Loss of membrane-dependent factor Va cleavage: a mechanistic interpretation of the pathology of protein CVermont

Clinical manifestations of arterial and venous thrombosis in a family with protein C deficiency was associated with two mutations in the light chain of protein C: Glu20-->Ala and Val34-->Met. Further studies showed that the mutation Glu20-->Ala which eliminated a gamma- carboxylation site was exclusively responsible for the anticoagulant defect of activated protein C (APC). Membrane-bound human factor Va is inactivated by APC after two sequential cleavages of the heavy chain at Arg506 and Arg306. Human factor Va inactivation by human recombinant APC (rAPC) and a mutant molecule with an alanine instead of a glutamic acid at position 20 (rAPC(gamma 20A)) was investigated in the presence and absence of phospholipid vesicles. During a 2-hour incubation period of the cofactor with either rAPC or rAPC(gamma 20A).
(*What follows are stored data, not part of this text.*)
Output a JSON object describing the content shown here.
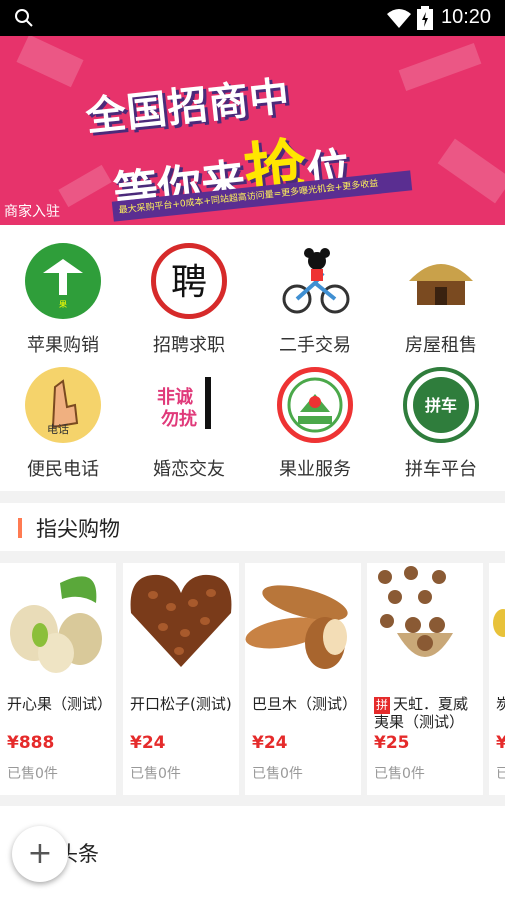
{
  "status_bar": {
    "time": "10:20"
  },
  "banner": {
    "headline_line1": "全国招商中",
    "headline_line2_prefix": "等你来",
    "headline_line2_highlight": "抢",
    "headline_line2_suffix": "位",
    "subline": "最大采购平台+0成本+同站超高访问量=更多曝光机会+更多收益",
    "corner_label": "商家入驻"
  },
  "categories": [
    {
      "label": "苹果购销",
      "icon": "apple-trade-icon",
      "color": "#2f9e3a"
    },
    {
      "label": "招聘求职",
      "icon": "recruit-icon",
      "color": "#d62a2a"
    },
    {
      "label": "二手交易",
      "icon": "bike-mouse-icon",
      "color": "#3f8fd2"
    },
    {
      "label": "房屋租售",
      "icon": "house-icon",
      "color": "#c9a14a"
    },
    {
      "label": "便民电话",
      "icon": "phone-hand-icon",
      "color": "#f5d36b"
    },
    {
      "label": "婚恋交友",
      "icon": "dating-icon",
      "color": "#e03a7a"
    },
    {
      "label": "果业服务",
      "icon": "fruit-service-icon",
      "color": "#4ba84a"
    },
    {
      "label": "拼车平台",
      "icon": "carpool-icon",
      "color": "#2f7d3c"
    }
  ],
  "section": {
    "title": "指尖购物"
  },
  "products": [
    {
      "name": "开心果（测试）",
      "price": "¥888",
      "sold": "已售0件",
      "tag": ""
    },
    {
      "name": "开口松子(测试)",
      "price": "¥24",
      "sold": "已售0件",
      "tag": ""
    },
    {
      "name": "巴旦木（测试）",
      "price": "¥24",
      "sold": "已售0件",
      "tag": ""
    },
    {
      "name": "天虹．夏威夷果（测试）",
      "price": "¥25",
      "sold": "已售0件",
      "tag": "拼"
    },
    {
      "name": "炭试",
      "price": "¥",
      "sold": "已售",
      "tag": ""
    }
  ],
  "bottom_section": {
    "title": "川头条"
  },
  "fab": {
    "symbol": "+"
  }
}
In the absence of a membrane surface, factor Va is cleaved quantitatively at Arg506 and retains approximately 60% of its initial cofactor activity. After a 2- hour incubation period with rAPC membrane-bound factor Va has no cofactor activity, whereas in the presence of a membrane surface and rAPC(gamma 20A) factor Va retains 60% of its initial cofactor activity. The completed loss in factor Va cofactor activity upon incubation of the membrane-bound cofactor with phospholipid vesicles and rAPC is associated with cleavages at Arg506 and Arg306, whereas membrane-bound factor Va cleavage at Arg306 by rAPC(gamma 20A) is impaired, resulting in a cofactor that is cleaved at Arg506. Slow cleavage at Arg306 occurs when membrane-bound factor Va is incubated with rAPC(gamma 20A) and only small amounts of fragments of M(r) = 45,000 and 30,000 are noticed. Our data show that the genetic defect which leads to the absence of a gamma-carboxylation site at Glu20 impairs membrane binding of human APC, which in turn is required for cleavage of factor Va at Arg306 and inactivation of the cofactor. The consequence of impaired membrane-dependent cleavage at Arg306 is manifested in vivo by venous and arterial thrombosis.